他似是极没安全感似的,仰头张开唇,捧住她的脸追着亲。
红鱼被他的舌头舔得有些口齿发酸,正要歪头喘息,余光忽瞥见一道高大挺拔的身影出现在门口,已经不知在那里站了多久。
她像是被抓包似的,心里忽地一慌,推开严钰。
萧既笙站在那里,半张脸被阴影覆盖,瞧不清神色。
严钰似是未料到他这个时候忽然出现,先是惊讶,之后镇定下来,擦了擦嘴,站起身来,与他隔着桌子对视。
红鱼脚边的炭盆里,红罗炭正燃到最旺处,忽然爆了一声响,惊飞窗外正在寻食的麻雀。
好似过了有千万年之久,萧既笙终于缓缓走入屋内,朝红鱼而来。
“你想做什麽?”严钰挡在红鱼跟前。
萧既笙冷冷瞥他一眼,“不想再被卸掉另一只胳膊的话,就滚开。”
擡手将他推开,一手抚住红鱼的脊背,另一只手臂穿过她腿弯,将她抱了起来,转身搁到一旁矮凳上。
随即随手推开桌上严钰所放的碗筷,重新摆放了几道汤饭。
拿帕子擦干净竹筷递给红鱼,自己在她一边坐下,“他们说你饿了,先用饭。”
红鱼还从尴尬中没回过神来,并没看他,只拿着那双筷子,垂眼看着,等心下终于安定会儿,转头看向严钰。

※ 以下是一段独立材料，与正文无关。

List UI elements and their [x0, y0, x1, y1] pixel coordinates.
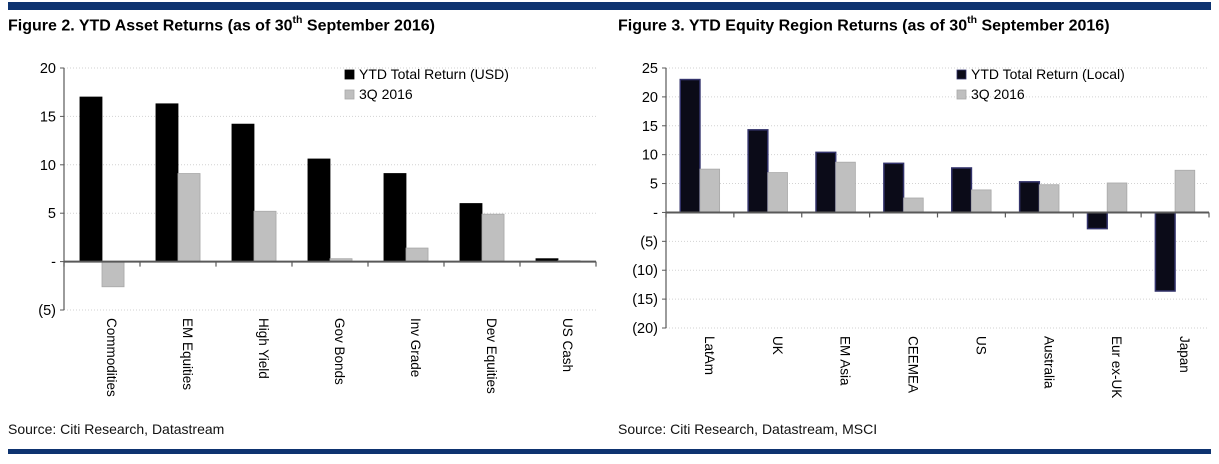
- bar-3q: [253, 210, 277, 263]
- category-label: LatAm: [702, 336, 717, 375]
- bar-3q: [1038, 184, 1060, 213]
- bar-3q: [767, 172, 788, 213]
- category-label: EM Asia: [838, 336, 853, 386]
- figure-2-bar-chart: 20 15 10 5 - (5) Commodities EM Equities High Yi…: [8, 56, 600, 433]
- legend-label: 3Q 2016: [971, 86, 1025, 102]
- bar-ytd: [1154, 211, 1176, 292]
- bar-3q: [971, 189, 992, 213]
- bar-ytd: [231, 123, 255, 262]
- bar-ytd: [1086, 211, 1108, 230]
- category-label: Australia: [1041, 336, 1056, 389]
- top-accent-bar: [8, 2, 1211, 10]
- bar-3q: [405, 247, 429, 263]
- bar-ytd: [679, 78, 701, 214]
- bar-ytd: [383, 173, 407, 262]
- bar-chart-svg: 25 20 15 10 5 - (5) (10) (15) (20) LatAm UK EM Asia C…: [632, 61, 1210, 398]
- figure-2-source: Source: Citi Research, Datastream: [8, 421, 225, 437]
- legend-label: YTD Total Return (Local): [971, 66, 1125, 82]
- bar-3q: [835, 161, 856, 213]
- bar-ytd: [459, 203, 483, 263]
- bar-3q: [699, 168, 721, 213]
- figure-3-source: Source: Citi Research, Datastream, MSCI: [618, 421, 878, 437]
- figure-2-panel: Figure 2. YTD Asset Returns (as of 30th …: [8, 0, 600, 464]
- y-tick-label: (20): [632, 321, 658, 337]
- bar-ytd: [307, 158, 331, 262]
- y-tick-label: (5): [38, 303, 56, 319]
- bar-3q: [1174, 169, 1196, 213]
- bar-3q: [903, 197, 924, 213]
- figure-2-title-superscript: th: [292, 14, 303, 26]
- bar-ytd: [883, 162, 905, 214]
- figure-3-title-superscript: th: [967, 14, 978, 26]
- figure-2-title: Figure 2. YTD Asset Returns (as of 30th …: [8, 14, 435, 35]
- category-label: US: [973, 336, 988, 355]
- bar-3q: [1106, 182, 1128, 213]
- bar-ytd: [155, 103, 179, 262]
- y-tick-label: -: [51, 255, 56, 271]
- legend-swatch: [344, 89, 355, 100]
- y-tick-label: 10: [40, 158, 56, 174]
- y-tick-label: (5): [640, 234, 658, 250]
- legend-swatch: [956, 69, 967, 80]
- bar-chart-svg: 20 15 10 5 - (5) Commodities EM Equities High Yi…: [38, 61, 597, 397]
- figure-3-panel: Figure 3. YTD Equity Region Returns (as …: [618, 0, 1211, 464]
- bar-3q: [481, 213, 505, 262]
- y-tick-label: 15: [642, 119, 658, 135]
- y-tick-label: (10): [632, 263, 658, 279]
- y-tick-label: 5: [48, 206, 56, 222]
- legend-swatch: [344, 69, 355, 80]
- figure-3-title-prefix: Figure 3. YTD Equity Region Returns (as …: [618, 17, 968, 35]
- figure-2-title-suffix: September 2016): [302, 17, 435, 35]
- figure-3-title: Figure 3. YTD Equity Region Returns (as …: [618, 14, 1110, 35]
- y-tick-label: 5: [650, 177, 658, 193]
- figure-2-title-prefix: Figure 2. YTD Asset Returns (as of 30: [8, 17, 293, 35]
- y-tick-label: 10: [642, 148, 658, 164]
- category-label: US Cash: [560, 318, 575, 372]
- bar-ytd: [815, 151, 837, 214]
- bar-ytd: [1018, 181, 1041, 214]
- figure-3-title-suffix: September 2016): [977, 17, 1110, 35]
- category-label: Inv Grade: [408, 318, 423, 377]
- legend-swatch: [956, 89, 967, 100]
- category-label: Japan: [1177, 336, 1192, 373]
- y-tick-label: 25: [642, 61, 658, 77]
- bar-3q: [101, 261, 125, 288]
- bar-ytd: [951, 167, 973, 214]
- bottom-accent-rule: [8, 449, 1211, 454]
- category-label: High Yield: [256, 318, 271, 379]
- bar-ytd: [79, 96, 103, 262]
- bar-3q: [177, 173, 201, 262]
- category-label: EM Equities: [180, 318, 195, 390]
- y-tick-label: (15): [632, 292, 658, 308]
- y-tick-label: 15: [40, 109, 56, 125]
- y-tick-label: -: [653, 205, 658, 221]
- category-label: Eur ex-UK: [1109, 336, 1124, 398]
- category-label: Gov Bonds: [332, 318, 347, 385]
- figure-3-bar-chart: 25 20 15 10 5 - (5) (10) (15) (20) LatAm UK EM Asia C…: [618, 56, 1211, 433]
- y-tick-label: 20: [642, 90, 658, 106]
- legend-label: 3Q 2016: [359, 86, 413, 102]
- category-label: CEEMEA: [906, 336, 921, 393]
- category-label: Commodities: [104, 318, 119, 397]
- category-label: Dev Equities: [484, 318, 499, 394]
- legend-label: YTD Total Return (USD): [359, 66, 509, 82]
- y-tick-label: 20: [40, 61, 56, 77]
- bar-ytd: [747, 129, 769, 214]
- category-label: UK: [770, 336, 785, 355]
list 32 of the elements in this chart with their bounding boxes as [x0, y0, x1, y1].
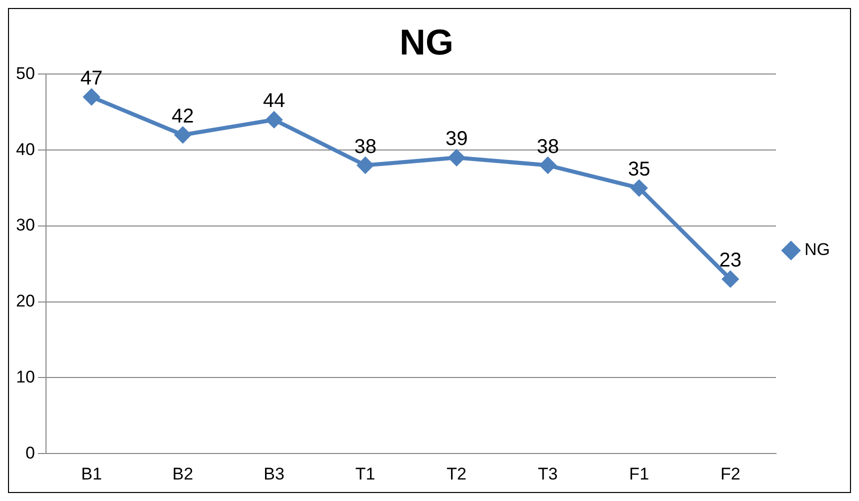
y-tick-label: 0: [25, 443, 35, 462]
data-label: 44: [262, 90, 286, 112]
y-tick-label: 30: [16, 216, 35, 235]
point: [357, 157, 374, 174]
data-label: 47: [80, 67, 103, 90]
x-tick-label: B3: [264, 464, 284, 484]
x-tick-label: T1: [355, 464, 376, 484]
y-tick-label: 10: [16, 367, 35, 386]
point: [631, 180, 648, 196]
point: [84, 88, 100, 105]
legend-label: NG: [804, 240, 830, 260]
x-tick-label: B1: [81, 464, 102, 484]
chart-title: NG: [400, 22, 454, 63]
point: [448, 150, 465, 166]
point: [266, 112, 282, 128]
x-tick-label: F2: [720, 464, 740, 484]
x-tick-label: F1: [629, 464, 650, 484]
y-tick-label: 40: [16, 140, 35, 159]
y-tick-label: 20: [16, 292, 35, 311]
data-label: 42: [172, 105, 194, 128]
data-label: 38: [354, 136, 376, 158]
x-tick-label: T2: [446, 464, 467, 484]
data-label: 23: [719, 250, 742, 272]
point: [540, 157, 556, 174]
x-tick-label: T3: [538, 464, 558, 484]
data-label: 35: [628, 158, 650, 181]
x-tick-label: B2: [172, 464, 194, 484]
point: [722, 271, 738, 288]
data-label: 39: [445, 128, 468, 150]
y-tick-label: 50: [16, 64, 35, 83]
point: [174, 126, 191, 143]
data-label: 38: [536, 136, 559, 158]
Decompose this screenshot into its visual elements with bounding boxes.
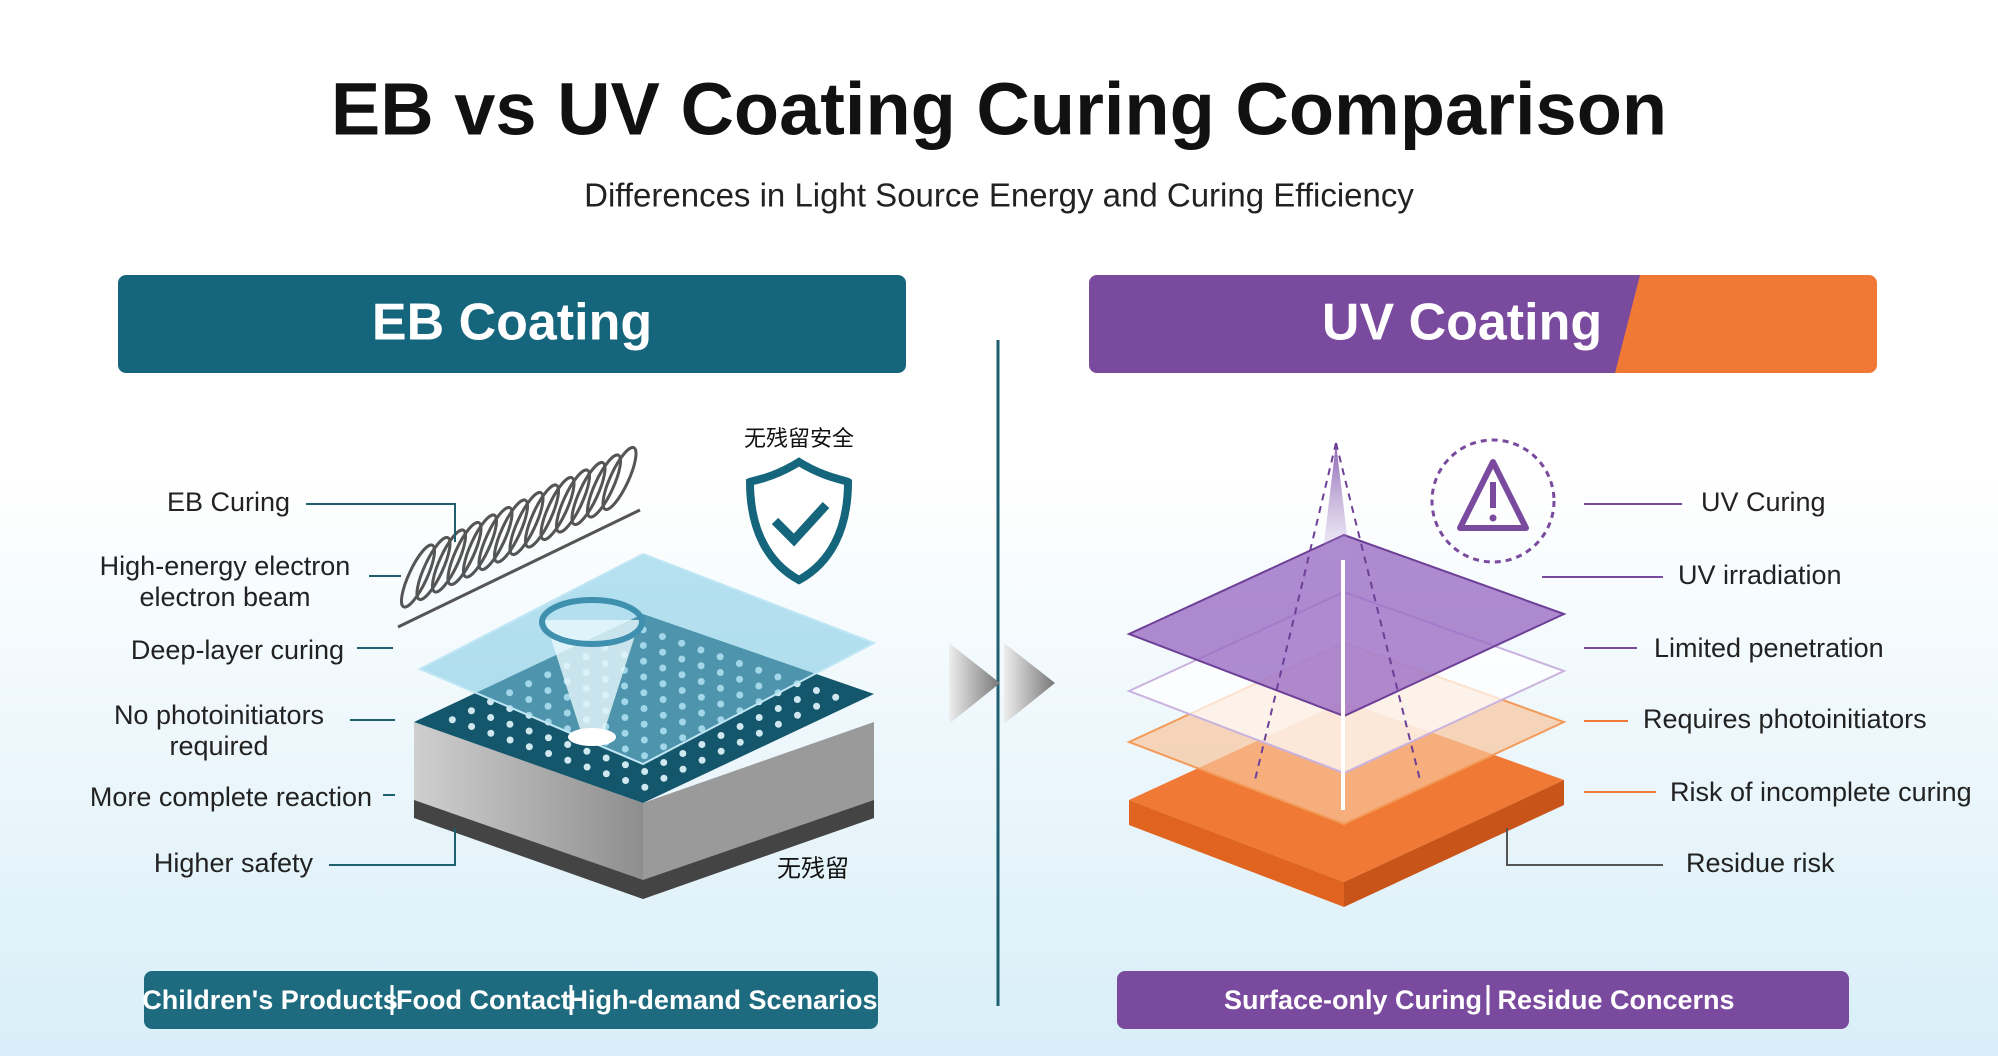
coil-turn: [554, 468, 592, 534]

萧既笙抿了唇,未几,轻掀眼帘,“还站在那里,是想鱼姑娘吃得不放心麽。”
他这一番行为言语,好似他才跟红鱼是一家人一般,而严钰这个真正的丈夫反倒成了外人。
泥人还有三分性儿,严钰本想义正严词斥责他的无耻行径,但念及红鱼在这儿,怕惹她不快,便忍了下去,擡脚走到红鱼另一边坐下。
两个男人分坐在红鱼两侧,气氛有些剑拔弩张。
‘啪嗒’一声,红鱼搁了筷子,两人听到声音,才将视线从对方身上收回。
“不喜欢这些?”萧既笙重新看了下那些饭菜,“我叫他们重新给你做新的,今日想吃些什麽?”
红鱼重新将筷子拿起,摇摇头,指向方才那碗方才被他推到角落里的扁食。
严钰的眼睛一亮,擡手将装扁食的碗放到红鱼跟前:“姐姐,你吃。”
萧既笙隐在袖中的手渐渐握成拳头。
红鱼拿起筷子夹了一个扁食在嘴中,那股熟悉的恶心再度涌上喉间,萧既笙已经打算拿手去接她吐出的食物残渣,然而最终,红鱼还是强忍着不适咽了下去。
萧既笙收回手,抿起唇角。
红鱼静静吃着饭,屋内静悄悄,只有红罗炭燃烧的‘噼啪’声偶尔响起,安静又诡异。
吃过几个扁食,红鱼放下筷子,表示吃好,萧既笙瞧了她一眼,没说什麽,拿帕子去擦她嘴角。
手碰到她唇上微肿的地方时,眼前浮现出方才严钰捧着她脸,两人亲得难舍难分的场景,大拇指使劲按在上头擦了擦。
严钰起身,想要说一声‘休得无礼’,萧既笙却已经率先收回手,拿帕子擦了擦手。
“鱼姑娘,陪我到外头走一走。”他道。
严钰自是不同意,“你想做什麽?”
萧既笙轻瞥他一眼,“放心,只是说说话而已,若我真想做什麽,也要等她生完孩子后,选个好地方。”
严钰被他气得说不出话来。
红鱼受不了两人小孩儿似的斗法,闭上眼睛装聋作哑,若不是她身子不方便加上不能开口说话,她早把他们轰出去到外头吵去。
萧既笙站在门口,见红鱼坐在那里迟迟没有动静,抿了抿唇。
就在他要转头离开之际,终于听见凳子被搬动的声响。
“姐姐!”严钰拉住红鱼的手臂。
红鱼用另一只手摸了摸他的脸,示意他放心。
严钰缓缓将手松开。
红鱼走了出去。
待她走远了,萧既笙才终于提醒严钰:“她怀着身子,吃不了扁食,尤其是猪肉馅的,会觉得恶心,往后不要给她做了。”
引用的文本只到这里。